The public works project, which would be the largest in the city after the Convention Center is completed, is apparently moving forward. The state Department of General Services put out a request for proposals from contractors Nov. 15.
Spokesman Troy Thompson said there was no firm date for a groundbreaking.
State officials had hoped to start construction in late 2009 on two facilities at Graterford Prison that would accommodate about 4,100 inmates. A dispute over the bidding process and budget delayed the start until fall 2010. It was pushed off again midyear by a court ruling that said the state had failed to follow bidding laws.
Now, with contractors selected - it will be a joint venture with Walsh Construction and Heery International - the $322 million undertaking could begin in the spring, though the contract has not been signed, Thompson said.
Philip Kirschner, president of the New Jersey Business and Industry Association, said the region could not fully recover economically without a rebound in construction.

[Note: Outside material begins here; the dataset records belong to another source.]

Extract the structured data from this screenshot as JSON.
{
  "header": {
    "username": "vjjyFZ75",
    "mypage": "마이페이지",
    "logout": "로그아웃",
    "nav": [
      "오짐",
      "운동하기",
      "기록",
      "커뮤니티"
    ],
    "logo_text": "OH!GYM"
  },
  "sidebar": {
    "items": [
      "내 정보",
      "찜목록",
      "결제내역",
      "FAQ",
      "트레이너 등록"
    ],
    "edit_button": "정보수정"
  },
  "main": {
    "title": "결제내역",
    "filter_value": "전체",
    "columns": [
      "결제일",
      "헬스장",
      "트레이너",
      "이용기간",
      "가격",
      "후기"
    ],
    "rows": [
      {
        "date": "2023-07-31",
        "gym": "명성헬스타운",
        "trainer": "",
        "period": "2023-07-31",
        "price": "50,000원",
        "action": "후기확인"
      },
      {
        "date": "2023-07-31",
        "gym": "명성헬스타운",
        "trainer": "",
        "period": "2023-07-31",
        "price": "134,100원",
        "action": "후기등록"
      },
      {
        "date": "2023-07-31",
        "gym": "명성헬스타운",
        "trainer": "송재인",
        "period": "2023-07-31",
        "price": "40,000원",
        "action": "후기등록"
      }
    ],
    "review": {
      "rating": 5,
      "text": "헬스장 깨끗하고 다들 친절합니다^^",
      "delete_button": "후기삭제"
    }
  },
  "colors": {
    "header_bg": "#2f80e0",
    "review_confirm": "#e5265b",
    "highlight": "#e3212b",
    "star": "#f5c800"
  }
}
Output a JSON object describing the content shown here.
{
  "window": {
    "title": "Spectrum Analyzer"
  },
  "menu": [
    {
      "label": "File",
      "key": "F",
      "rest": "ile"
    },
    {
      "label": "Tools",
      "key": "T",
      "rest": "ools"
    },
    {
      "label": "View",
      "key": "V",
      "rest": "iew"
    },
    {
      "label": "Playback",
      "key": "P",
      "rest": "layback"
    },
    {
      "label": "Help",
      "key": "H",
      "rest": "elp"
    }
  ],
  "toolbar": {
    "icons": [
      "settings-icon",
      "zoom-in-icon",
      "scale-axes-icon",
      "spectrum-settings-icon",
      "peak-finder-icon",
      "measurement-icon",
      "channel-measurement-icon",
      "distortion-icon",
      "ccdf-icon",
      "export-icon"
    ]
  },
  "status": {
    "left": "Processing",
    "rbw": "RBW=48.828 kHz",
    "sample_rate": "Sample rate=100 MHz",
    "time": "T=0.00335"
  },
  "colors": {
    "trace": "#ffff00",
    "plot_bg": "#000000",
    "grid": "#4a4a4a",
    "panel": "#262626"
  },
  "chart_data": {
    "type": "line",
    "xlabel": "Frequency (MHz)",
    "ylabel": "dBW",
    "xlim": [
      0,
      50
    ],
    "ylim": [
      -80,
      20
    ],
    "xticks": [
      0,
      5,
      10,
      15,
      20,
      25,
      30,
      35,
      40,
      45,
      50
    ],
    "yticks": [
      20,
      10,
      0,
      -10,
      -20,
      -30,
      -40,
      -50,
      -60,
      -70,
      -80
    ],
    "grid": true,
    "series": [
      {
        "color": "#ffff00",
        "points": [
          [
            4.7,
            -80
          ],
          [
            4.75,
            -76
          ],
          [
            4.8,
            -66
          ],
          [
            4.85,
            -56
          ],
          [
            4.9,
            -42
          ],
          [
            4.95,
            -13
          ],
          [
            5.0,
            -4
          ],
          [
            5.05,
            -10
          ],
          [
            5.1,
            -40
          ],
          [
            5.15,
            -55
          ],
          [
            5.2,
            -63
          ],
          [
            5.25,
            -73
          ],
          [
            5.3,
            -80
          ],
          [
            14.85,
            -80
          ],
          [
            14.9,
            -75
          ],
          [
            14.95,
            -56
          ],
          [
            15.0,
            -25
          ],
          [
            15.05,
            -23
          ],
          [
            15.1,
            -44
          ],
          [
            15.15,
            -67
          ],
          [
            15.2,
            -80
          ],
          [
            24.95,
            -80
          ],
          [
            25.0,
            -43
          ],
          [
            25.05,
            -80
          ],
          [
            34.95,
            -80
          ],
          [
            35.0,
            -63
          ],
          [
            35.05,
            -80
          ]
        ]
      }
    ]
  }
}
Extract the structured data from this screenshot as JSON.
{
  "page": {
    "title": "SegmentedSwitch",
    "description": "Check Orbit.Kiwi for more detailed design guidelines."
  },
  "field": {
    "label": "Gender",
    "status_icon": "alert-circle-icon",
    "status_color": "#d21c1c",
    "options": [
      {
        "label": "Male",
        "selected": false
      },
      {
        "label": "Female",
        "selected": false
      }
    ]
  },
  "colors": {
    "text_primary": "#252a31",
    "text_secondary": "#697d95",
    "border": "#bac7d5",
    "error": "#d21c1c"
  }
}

His group polled members in various sectors about their expectations for 2011. Few anticipated much improvement, but participants from commercial and industrial construction were by far the most pessimistic. Eighty percent said they expected no change or a decline in economic conditions in the next six months.
Not enough companies are investing in new warehouses and office space to pick up the slack for contractors whose long-running jobs are ending, Kirschner said.
Far from expanding, "a lot of companies I talk to are looking at giving up their space, or cutting their space, or subletting their space to other people," he said.
NAIOP New Jersey, an association that represents commercial and industrial real estate developers, takes the pulse of its members each November. Last year, it expected construction of about two million square feet in 2010.
The outlook for 2011, according to last month's survey, was for 1.2 million square feet, said Michael G. McGuinness, the group's chief executive officer. That compared with about 20 million in 2006. (His group does not collect data on actual footage built.)
Many companies are favoring upgrades to existing office space, he said.
Construction firms' margins have shrunk a little each year since the recession began as they have lowered their bids to stay competitive. That prompted a few members to close this year, said Geoffrey N. Zeh, president and CEO of the Southeast Pennsylvania Chapter of Associated Builders and Contractors.
"We're looking at next year kind of as a repeat of this year," Zeh said. "The most optimistic outlook is that things will start to gradually pick up at the end of next year."